You don’t need to change your situation, your environment or the people in it.
You need to change the way you respond to it.
Because that’s about you CAN control.
No matter how hostile, rude or annoying some people are, you need to be strong enough to F-R-E-E-Z-E, and then ask yourself questions like:
1. Could you possibly remind this individual of someone in their past who gave them a hard time?
2. Did something change in this person’s personal life – perhaps a financial situation – making her more secretive and unapproachable?
3. Did something change in this person’s workload or status making her more cold and rigid?
4. Did you put up a wall because this person reminds you of someone in your past who gave you a hard time?
5. Does my body respond with a thud or a ping?
6. Does this feedback contain evidence?
7. Does this person just irritate you or actually cause you to put up a wall?
8. Has something happened in your life that made you more rigid and less accepting toward others?
9. How is it possible that this person could think or behave in this way, and under what circumstances would it make perfect sense to do so?
10. How might you be encouraging disagreement?
11. How would you like to respond to that situation?
12. If someone else were talking to me about these topics, what would make ME want to listen?
13. If this person never seems to listen to you, is it possible that you’re not a listenable person?
14. If you were in her shoes, would you have any reason to exclude others at work?
15. In what way do YOU also put up a wall and feel the need to keep the other person at a distance?
16. In what ways have my needs begun to clash with hers?
17. Is there anybody in my life that I treat this way?
18. Is there something about this person’s style that you find frustrating and contributes to tension between you?
19. Is this an expression of someone who honors and cherishes themselves?
20. Is this person threatened by you being rewarded at work and is shutting you out of the loop?
21. Was there an incident between you that left bad feelings?

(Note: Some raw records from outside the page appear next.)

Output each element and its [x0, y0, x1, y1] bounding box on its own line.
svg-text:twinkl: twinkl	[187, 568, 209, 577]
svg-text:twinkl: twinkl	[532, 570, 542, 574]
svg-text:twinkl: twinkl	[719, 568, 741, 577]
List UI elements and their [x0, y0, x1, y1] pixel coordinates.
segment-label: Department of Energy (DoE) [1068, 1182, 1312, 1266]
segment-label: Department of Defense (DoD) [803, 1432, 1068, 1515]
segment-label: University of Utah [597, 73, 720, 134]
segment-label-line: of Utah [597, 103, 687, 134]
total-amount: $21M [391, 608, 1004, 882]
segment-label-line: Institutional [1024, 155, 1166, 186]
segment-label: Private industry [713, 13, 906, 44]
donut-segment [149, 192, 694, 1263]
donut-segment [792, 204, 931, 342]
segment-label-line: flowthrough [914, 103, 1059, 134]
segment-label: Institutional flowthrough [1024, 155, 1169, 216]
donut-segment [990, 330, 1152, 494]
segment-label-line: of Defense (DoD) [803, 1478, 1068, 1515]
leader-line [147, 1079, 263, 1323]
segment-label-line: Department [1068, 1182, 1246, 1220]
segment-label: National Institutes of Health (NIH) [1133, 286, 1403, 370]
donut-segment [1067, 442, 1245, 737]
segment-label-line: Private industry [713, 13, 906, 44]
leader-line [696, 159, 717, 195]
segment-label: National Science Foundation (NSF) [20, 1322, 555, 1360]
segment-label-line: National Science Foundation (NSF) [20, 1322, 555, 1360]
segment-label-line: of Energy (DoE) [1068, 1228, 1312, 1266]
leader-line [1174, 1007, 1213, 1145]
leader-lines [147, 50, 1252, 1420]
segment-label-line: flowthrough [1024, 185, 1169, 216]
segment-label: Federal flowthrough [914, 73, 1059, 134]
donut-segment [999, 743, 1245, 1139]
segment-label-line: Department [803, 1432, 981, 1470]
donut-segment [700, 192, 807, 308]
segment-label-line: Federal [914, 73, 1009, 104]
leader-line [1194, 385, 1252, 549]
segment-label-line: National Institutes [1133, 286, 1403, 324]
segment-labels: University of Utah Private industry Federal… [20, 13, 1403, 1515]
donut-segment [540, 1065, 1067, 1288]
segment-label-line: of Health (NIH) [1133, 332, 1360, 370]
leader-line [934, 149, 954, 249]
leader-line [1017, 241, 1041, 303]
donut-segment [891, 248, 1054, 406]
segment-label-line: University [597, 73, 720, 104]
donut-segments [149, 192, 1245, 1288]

22. Were there clues early on that this individual was going to put up barriers toward you or others?
23. Were you enabling this person’s behavior by responding to it?
24. What are the verbal cues this person is offering that indicate what they value?
25. What could I say that would absolutely piss this person off more than anything?
26. What do I actually disagree with in this case? Are you disagreeing or are you disagreeable
27. What does this person believe about the world that would make him have such a goal?
28. What does this person get from the old script or system?
29. What does this person need to hear herself say right now?
30. What does this person’s self-interest hinge upon?
31. What invisible walls have you built?
32. What is #1 on this person’s Self Interest List?
33. What is it about this person that bothers me?
34. What is it in me that might be causing this situation?
35. What is the key to this person’s heart?
36. What is the most effective way for me to respond?
37. What is this person experiencing because of what is happening?
38. What is this person telling me about HOW they are feeling?
39. What is this person’s dominant reality in this situation?
40. What is this person’s motivation for talking to me this way?
41. What is this person’s success seed?
42. What level of consciousness does this person seem to be at?
43. What part of her feedback is accurate and what part is just her negative way of complaining about everything?
44. What part of her feedback is useful to my work, and what part is incorrect, misinformed or just plain whiny?
45. What questions is this person asking with his body?
46. What stories is this person telling themselves?
47. What underlying objective or goal does this person’s role create?
48. What value system is this person operating out of?
49. What was the person’s intention in producing this behavior?
50. Who can hurt this person the most, and how can I address that?
51. Who does this person need to look good for?
52. Why does this person feel the need to put up a wall or keep you at a distance?
53. Why has the situation of this person remained like that?
54. Would someone who loves themselves make this choice?